I’m 90% sure that, in a parallel American situation, that’s what would have happened, because the American legal system is run by people who understand that the overriding object in law enforcement is not to show everybody what a big wanker you have, but to achieve the co-operation of the public in the enforcement of the law.
Instead, the Mexican government created an international incident, annoyed Americans and America, blustered and threatened and, in the end, got nothing. Christ, no wonder these people’s law enforcement system is such a mess.
V.
Did I just violate my own rule there? I may have. What do I really know about the Mexican justice system? Not much.
We all do that stuff sometimes. It is impossible not to.
VI.
I was doing a study, but for the study I needed some way to park-adjust Starting Pitcher Game Scores, and I didn’t have such a method so I put that aside. But then I was doing another study, of an un-related issue, and. . .same problem; I needed a way to park-adjust Game Scores. So then I decided I’d better do that.
Turns out to be easy. The expected average Game score in a park in a season is
68 minus 2 times the Runs Scored per game
The runs scored by both teams, total. In 2003 in the Oakland Coliseum there were 657 runs scored by the two teams, or 8.11 per game. The expected average Game Score in that park in that year, then, would be 51.78 [68 minus (2 * 8.11)]. The actual average was 51.84.

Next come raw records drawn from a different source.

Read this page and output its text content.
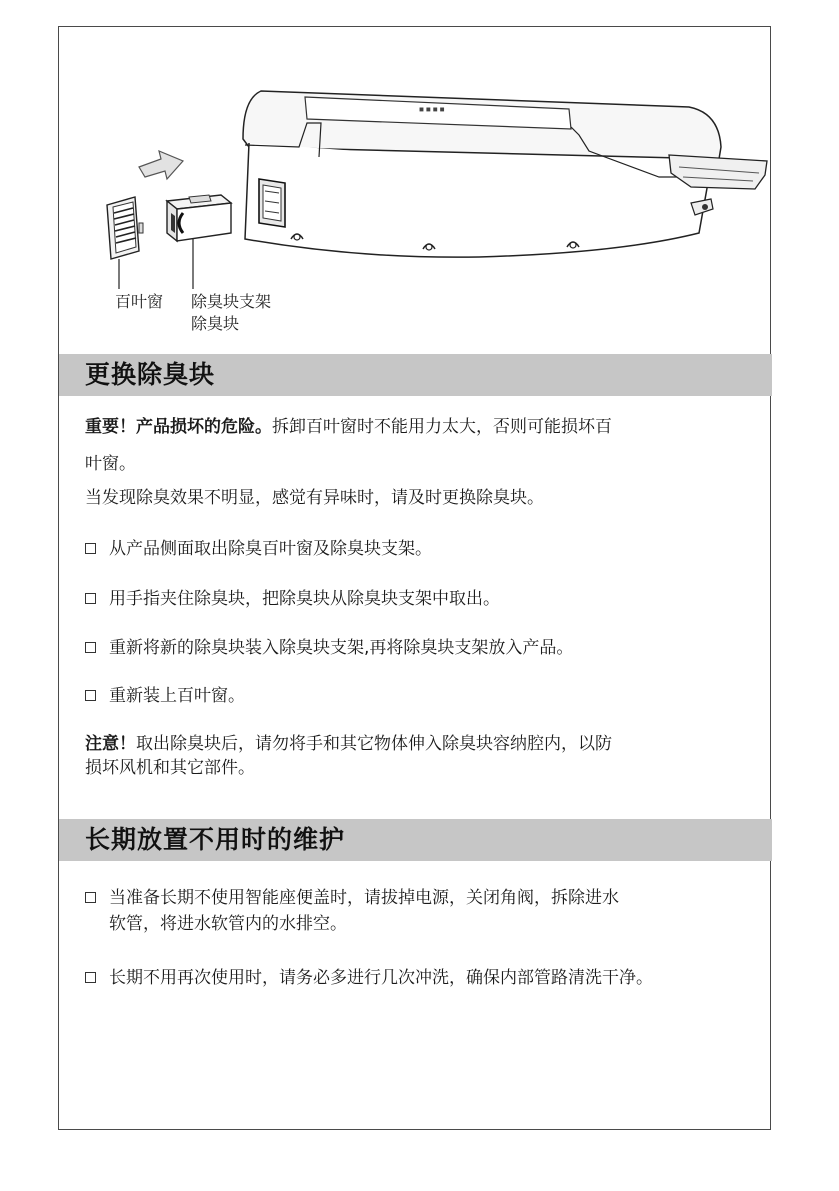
◼ ◼ ◼ ◼
百叶窗 除臭块支架
除臭块
更换除臭块

重要！产品损坏的危险。拆卸百叶窗时不能用力太大，否则可能损坏百

叶窗。

当发现除臭效果不明显，感觉有异味时，请及时更换除臭块。

从产品侧面取出除臭百叶窗及除臭块支架。
用手指夹住除臭块，把除臭块从除臭块支架中取出。
重新将新的除臭块装入除臭块支架,再将除臭块支架放入产品。
重新装上百叶窗。

注意！取出除臭块后，请勿将手和其它物体伸入除臭块容纳腔内，以防

损坏风机和其它部件。

长期放置不用时的维护
当准备长期不使用智能座便盖时，请拔掉电源，关闭角阀，拆除进水
软管，将进水软管内的水排空。
长期不用再次使用时，请务必多进行几次冲洗，确保内部管路清洗干净。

In 2005 in St. Louis there were 731 runs scored by the two teams, or 9.02 per game. The expected average Game Score in that park in that year, then, would be 49.95. It was actually 50.03.
In 2003 in Milwaukee there were 812 runs scored, or 10.02 per game. The expected average Game Score, then, would be 47.95. It was actually 47.72.
In 2005 in Cincinnati there were 910 runs scored in 82 games, or 11.10 per game. The expected average Game Score, then, would be 45.80. It was actually 45.66.
I often use 4.50 runs per team per game as the "default normal average". That’s the same thing here. 4.50 per team is 9.00 per two teams per two games. 68 – 2 * 9.00 = 50.00.